Hi @ all,
I'm comparing MicroArray based expression data with RNASeq expression data.
For this I have data of two fungi strains, one named B36 the other named N402, each with 3 replicates.
I observed quite low correlation between the the RNASeq samples. In the plot you can see the Pearson correlation of the normalized read counts and MA intensities (not log2 transformed).
The correlation between the MicroArray samples is quite high but between RNASeq samples it is quite low. The N402 RNASeq sample shows an even higher correlation to both MicroArray samples than to B36 RNASeq sample.
I used the same mapping and counting procedure for both samples (STAR mapper + R package bamsignals). I observed a similar number of mapped reads and a similar sum of reads counts in both samples. The correlation between the RNASeq B36 and N402 replicates is near to 1. The fastqc report is quite good for all samples.

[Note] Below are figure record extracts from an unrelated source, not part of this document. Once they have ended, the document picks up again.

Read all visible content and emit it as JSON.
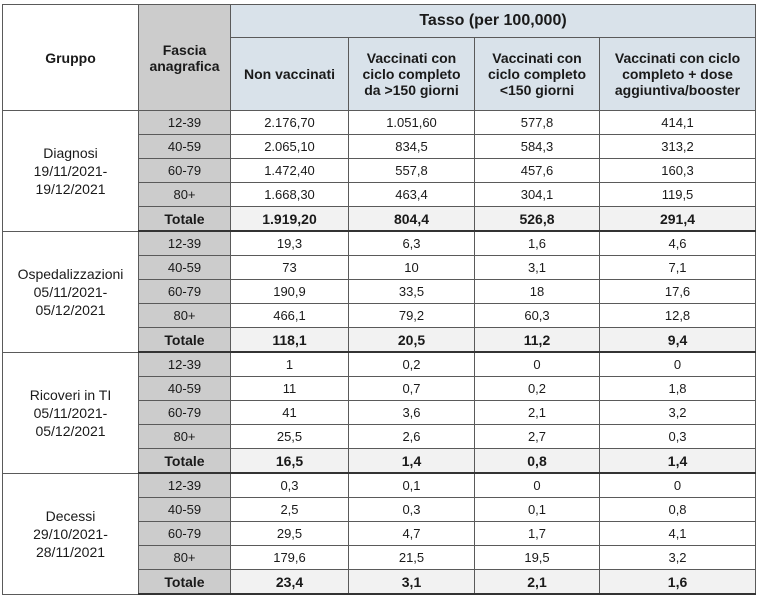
{
  "header": {
    "group": "Gruppo",
    "age": "Fascia anagrafica",
    "rate": "Tasso (per 100,000)",
    "cols": [
      "Non vaccinati",
      "Vaccinati con ciclo completo da >150 giorni",
      "Vaccinati con ciclo completo <150 giorni",
      "Vaccinati con ciclo completo + dose aggiuntiva/booster"
    ]
  },
  "groups": [
    {
      "label_lines": [
        "Diagnosi",
        "19/11/2021-",
        "19/12/2021"
      ],
      "rows": [
        {
          "age": "12-39",
          "v": [
            "2.176,70",
            "1.051,60",
            "577,8",
            "414,1"
          ]
        },
        {
          "age": "40-59",
          "v": [
            "2.065,10",
            "834,5",
            "584,3",
            "313,2"
          ]
        },
        {
          "age": "60-79",
          "v": [
            "1.472,40",
            "557,8",
            "457,6",
            "160,3"
          ]
        },
        {
          "age": "80+",
          "v": [
            "1.668,30",
            "463,4",
            "304,1",
            "119,5"
          ]
        }
      ],
      "total": {
        "label": "Totale",
        "v": [
          "1.919,20",
          "804,4",
          "526,8",
          "291,4"
        ]
      }
    },
    {
      "label_lines": [
        "Ospedalizzazioni",
        "05/11/2021-",
        "05/12/2021"
      ],
      "rows": [
        {
          "age": "12-39",
          "v": [
            "19,3",
            "6,3",
            "1,6",
            "4,6"
          ]
        },
        {
          "age": "40-59",
          "v": [
            "73",
            "10",
            "3,1",
            "7,1"
          ]
        },
        {
          "age": "60-79",
          "v": [
            "190,9",
            "33,5",
            "18",
            "17,6"
          ]
        },
        {
          "age": "80+",
          "v": [
            "466,1",
            "79,2",
            "60,3",
            "12,8"
          ]
        }
      ],
      "total": {
        "label": "Totale",
        "v": [
          "118,1",
          "20,5",
          "11,2",
          "9,4"
        ]
      }
    },
    {
      "label_lines": [
        "Ricoveri in TI",
        "05/11/2021-",
        "05/12/2021"
      ],
      "rows": [
        {
          "age": "12-39",
          "v": [
            "1",
            "0,2",
            "0",
            "0"
          ]
        },
        {
          "age": "40-59",
          "v": [
            "11",
            "0,7",
            "0,2",
            "1,8"
          ]
        },
        {
          "age": "60-79",
          "v": [
            "41",
            "3,6",
            "2,1",
            "3,2"
          ]
        },
        {
          "age": "80+",
          "v": [
            "25,5",
            "2,6",
            "2,7",
            "0,3"
          ]
        }
      ],
      "total": {
        "label": "Totale",
        "v": [
          "16,5",
          "1,4",
          "0,8",
          "1,4"
        ]
      }
    },
    {
      "label_lines": [
        "Decessi",
        "29/10/2021-",
        "28/11/2021"
      ],
      "rows": [
        {
          "age": "12-39",
          "v": [
            "0,3",
            "0,1",
            "0",
            "0"
          ]
        },
        {
          "age": "40-59",
          "v": [
            "2,5",
            "0,3",
            "0,1",
            "0,8"
          ]
        },
        {
          "age": "60-79",
          "v": [
            "29,5",
            "4,7",
            "1,7",
            "4,1"
          ]
        },
        {
          "age": "80+",
          "v": [
            "179,6",
            "21,5",
            "19,5",
            "3,2"
          ]
        }
      ],
      "total": {
        "label": "Totale",
        "v": [
          "23,4",
          "3,1",
          "2,1",
          "1,6"
        ]
      }
    }
  ]
}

Does anyone have an explanation for this? Is my RNASeq B36 data just rubbish? Are there any other quality control steps I can do?
Or do you think the data is ok and RNASeq is much more sensitive to expression changes?
Would be very nice if someone could help :)
Could you post the code? If you have three replicates for each treatment, why do you have just one cell? Were the RNA samples sequenced to an appropriate depth? What is the mapping rate (look at STAR logs)?
We don't have enough information to know if the RNAseq data is fine, but RNAseq has greater dynamic range than microarrays, provided samples are sequenced to an adequate depth.
By the way, you know STAR can map and quantify simultaneously?
Thanks for your reply. I just took the mean of the replicates. The correlation between the replicates is near to 1.
The sequencing was processed by the same company with the same conditions for all samples.
% of mapped reads is 86-89%.
This is the code for read counting
And this I use for MicroArray anlysis
I don't see a major issue here... one certainly cannot make a conclusion that a sample's data is 'rubbish' based just on a single correlation.
You have a higher correlation with the microarray data because it is log base 2 transformed. If you went ahead to produce regularised log transformations of your RNA-seq data, then I am confident that you would observe a similar high correlation. In fact, your RNA-seq correlation coefficients are in line with what I have seen in the past when correlating such data on the negative binomial distribution, a scale on which raw and normalised RNA-seq counts are measured.
Hi, thanks for your reply. In the correlation plot I posted neither Microarray (MA) nor RNAseq data are log scaled (used
2^exprs (results_ma)
).I also made a version with log scaled values. In this one RNASeq gets correlation of ~0.8 with RNASeq samples and ~0.6 to the MA samples.
What let me struggle is the fact that 1) the correlation within MA samples is that different than within RNASeq samples and 2) that RNASeq 402 has much better correlation to both MA samples than to RNASeq B36.
I would expect that cor (RNASeq B36, RNASeq N402) and cor (MA B36, MA N402) are similar OR cor (RNASeq B36, MA B36) and cor (RNASeq N402, MA N402) are similar.
I see. What is the origin of these samples?
N402 is a wild type of Aspergillus Niger.
B36 a Glycoamylase-overproducer strain of Aspergillus Niger.
For each strain 3 cultures were grown and for each culture a sample was taken for MA and one for RNASeq analysis.
RNASeq data is strand-specific Paired End. NEBNext Ultra Directional RNA Library Prep Kit for Illumina (NEB #7420S/L) and Illumina HiSeq 2500 were used for sequencing.
For MA analysis this platform was used: DSM Aspergillus niger CBS513.88 by Affymetrix
Don't hesitate to ask if you need any further information.
Thank you. Have you not done anything else in terms of QC? Are you literally paused here because you feel that there is an issue with the quality of the samples? You should at least proceed with your further analyses and then decide later if there may have been some problem.
Do you have any suggestions for any other quality control steps I can do?
I'm writing my bachelor thesis with the goal to compare MA and RnaSeq. I want to find out if there are systematical biases in one/both methods, if there are classes of genes which one method suggests to be higher/lower expressed, etc.
But I could not find any of the biases described in literature (GC content, transcript length, high amount of SNPs, ...) in my data. They seem to be completely random.
Even the differential expression analysis shows completely different results for both methods.
So I went back and looked for any issues in the data.